『フライト』
墜落寸前の飛行機内の緊迫を描くパニック映画として始まる『フライト』は、デンゼル・ワシントン扮する主人公のパイロットにかけられた疑惑に迫るサスペンスを経て、自分自身の闇と向き合う男を描く人間ドラマになっていく。
制御不能に陥った旅客機は奇跡的な不時着に成功、乗員乗客102人中96人が生還する。犠牲者を最小限に抑えたパイロット、ウィップ・ウィトカーの“偉業”はメディアで賞賛されるが、事故後の検査の結果、彼の血液中からアルコールが検出されたことが判明。事態は急変する。彼は英雄なのか、それとも6人の尊い命を奪った過失致死犯なのか。
急降下する機体を背面飛行させた後、着陸に持ち込む。そんな離れ業をやってのけるウィトカーの人となりは冒頭で明らかになる。出来る男であることは間違いない。だが、彼は善人ではないのか? でなければ、悪人なのか? 映画が終わる頃には、そのどちらかであることがはっきりするのだろうか?
映像は神の目のごとく、彼の表の顔も裏の顔も隠すことなくさらし続ける。離婚した妻や息子から疎まれ、入院中に知り合った若い女性との新生活にもすぐ暗雲が立ちこめ、ウィトカーの心は荒んでいく。一見頼もしい男が内に抱える脆さ、弱さが晒されて、ここまでショッキングに映るのは、それを演じるのがどう転んでも立派にしか映らない外見のデンゼルだからだ。
人の命を預かる任務につく男が、その重責と向き合ううちに、周囲のみならず自分自身をも顧みなくなる。他者へ向けた仮面を自分に対しても被り続ける。恐ろしいが、非常に納得のゆく現実的な設定だ。英雄視されるウィトカーも所詮、航空会社の駒の1つであり、過失を絶対に認めない組織の威信をかけた戦いに巻き込まれていく。だが、勝ったとして、その先に待ち構えているものは? 一体どんな決着となるのか、最後の最後までわからない。
善し悪しを別にして、心のうちに抱えた何かを墓場まで持っていくというのはどれだけ苦しいことだろう。この物語は、それができる人間の覚悟の凄まじさを想像させる。『リアル・スティール』を手がけたジョン・ゲイティンズの脚本を読んだデンゼルが「多くの点で共感できる」と語ったというのも興味深い。
監督は『フォレスト・ガンプ/一期一会』のロバート・ゼメキス。自身も飛行機を操縦するというが、緊迫したコックピット、パニック状態の客室の迫真の描写は見事の一言。
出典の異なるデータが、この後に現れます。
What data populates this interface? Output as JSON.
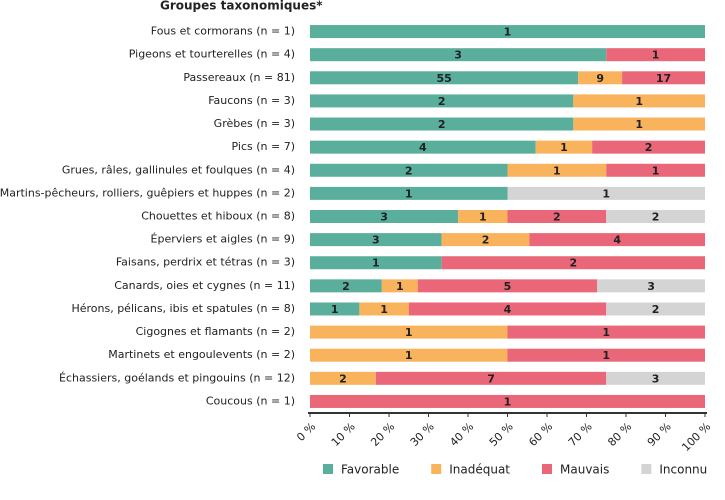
{
  "chart_data": {
    "type": "bar",
    "orientation": "horizontal",
    "stacked": true,
    "normalized": true,
    "title": "Groupes taxonomiques*",
    "categories": [
      "Fous et cormorans (n = 1)",
      "Pigeons et tourterelles (n = 4)",
      "Passereaux (n = 81)",
      "Faucons (n = 3)",
      "Grèbes (n = 3)",
      "Pics (n = 7)",
      "Grues, râles, gallinules et foulques (n = 4)",
      "Martins-pêcheurs, rolliers, guêpiers et huppes (n = 2)",
      "Chouettes et hiboux (n = 8)",
      "Éperviers et aigles (n = 9)",
      "Faisans, perdrix et tétras (n = 3)",
      "Canards, oies et cygnes (n = 11)",
      "Hérons, pélicans, ibis et spatules (n = 8)",
      "Cigognes et flamants (n = 2)",
      "Martinets et engoulevents (n = 2)",
      "Échassiers, goélands et pingouins (n = 12)",
      "Coucous (n = 1)"
    ],
    "series": [
      {
        "name": "Favorable",
        "color": "#5aaf9c",
        "values": [
          1,
          3,
          55,
          2,
          2,
          4,
          2,
          1,
          3,
          3,
          1,
          2,
          1,
          null,
          null,
          null,
          null
        ]
      },
      {
        "name": "Inadéquat",
        "color": "#f8b35c",
        "values": [
          null,
          null,
          9,
          1,
          1,
          1,
          1,
          null,
          1,
          2,
          null,
          1,
          1,
          1,
          1,
          2,
          null
        ]
      },
      {
        "name": "Mauvais",
        "color": "#e96779",
        "values": [
          null,
          1,
          17,
          null,
          null,
          2,
          1,
          null,
          2,
          4,
          2,
          5,
          4,
          1,
          1,
          7,
          1
        ]
      },
      {
        "name": "Inconnu",
        "color": "#d4d4d4",
        "values": [
          null,
          null,
          null,
          null,
          null,
          null,
          null,
          1,
          2,
          null,
          null,
          3,
          2,
          null,
          null,
          3,
          null
        ]
      }
    ],
    "xlim": [
      0,
      100
    ],
    "xticks": [
      {
        "value": 0,
        "label": "0 %"
      },
      {
        "value": 10,
        "label": "10 %"
      },
      {
        "value": 20,
        "label": "20 %"
      },
      {
        "value": 30,
        "label": "30 %"
      },
      {
        "value": 40,
        "label": "40 %"
      },
      {
        "value": 50,
        "label": "50 %"
      },
      {
        "value": 60,
        "label": "60 %"
      },
      {
        "value": 70,
        "label": "70 %"
      },
      {
        "value": 80,
        "label": "80 %"
      },
      {
        "value": 90,
        "label": "90 %"
      },
      {
        "value": 100,
        "label": "100 %"
      }
    ],
    "legend": "bottom"
  }
}
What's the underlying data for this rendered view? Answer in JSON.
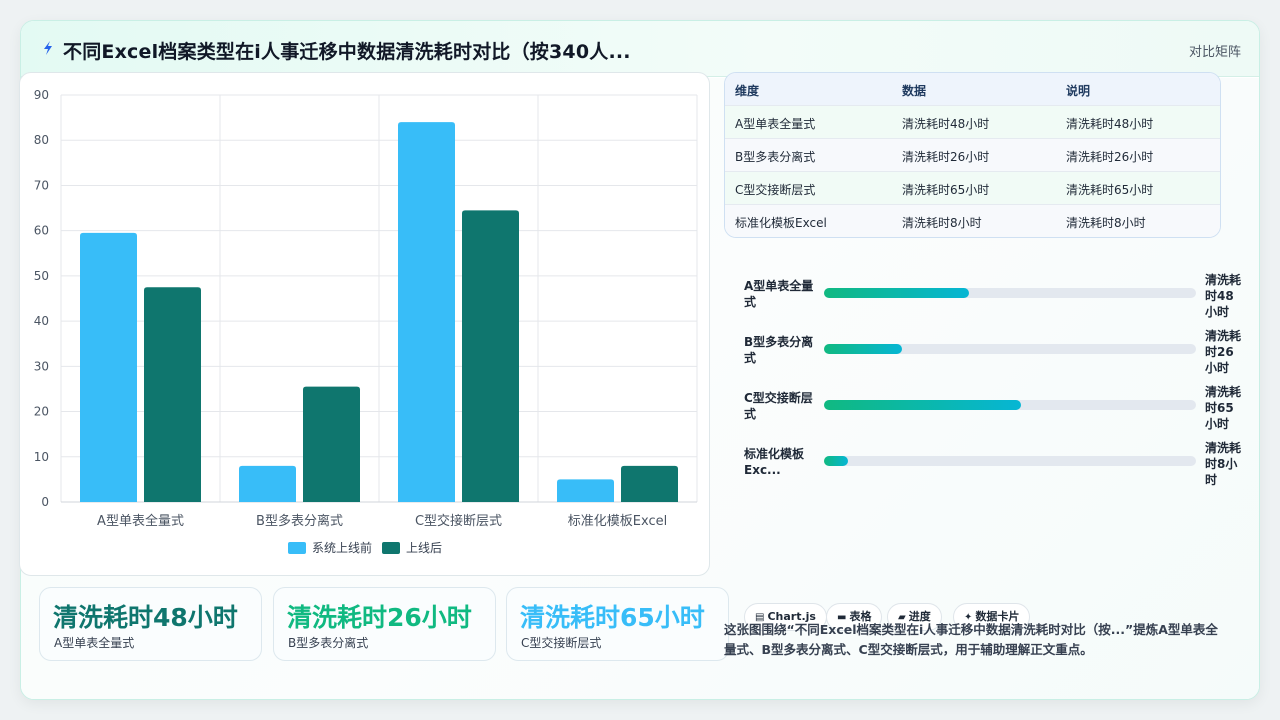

スペクタクルと深い内省のドラマがこんなにも相性よく共存している奇跡。潤沢な製作費を無駄にしないエンターテインメントは、やはりこの人たちに任せて間違いなし。ハリウッド映画の底力を思い知った。(文:冨永由紀/映画ライター)
『フライト』は3月1日より丸の内ピカデリーほかにて全国公開中。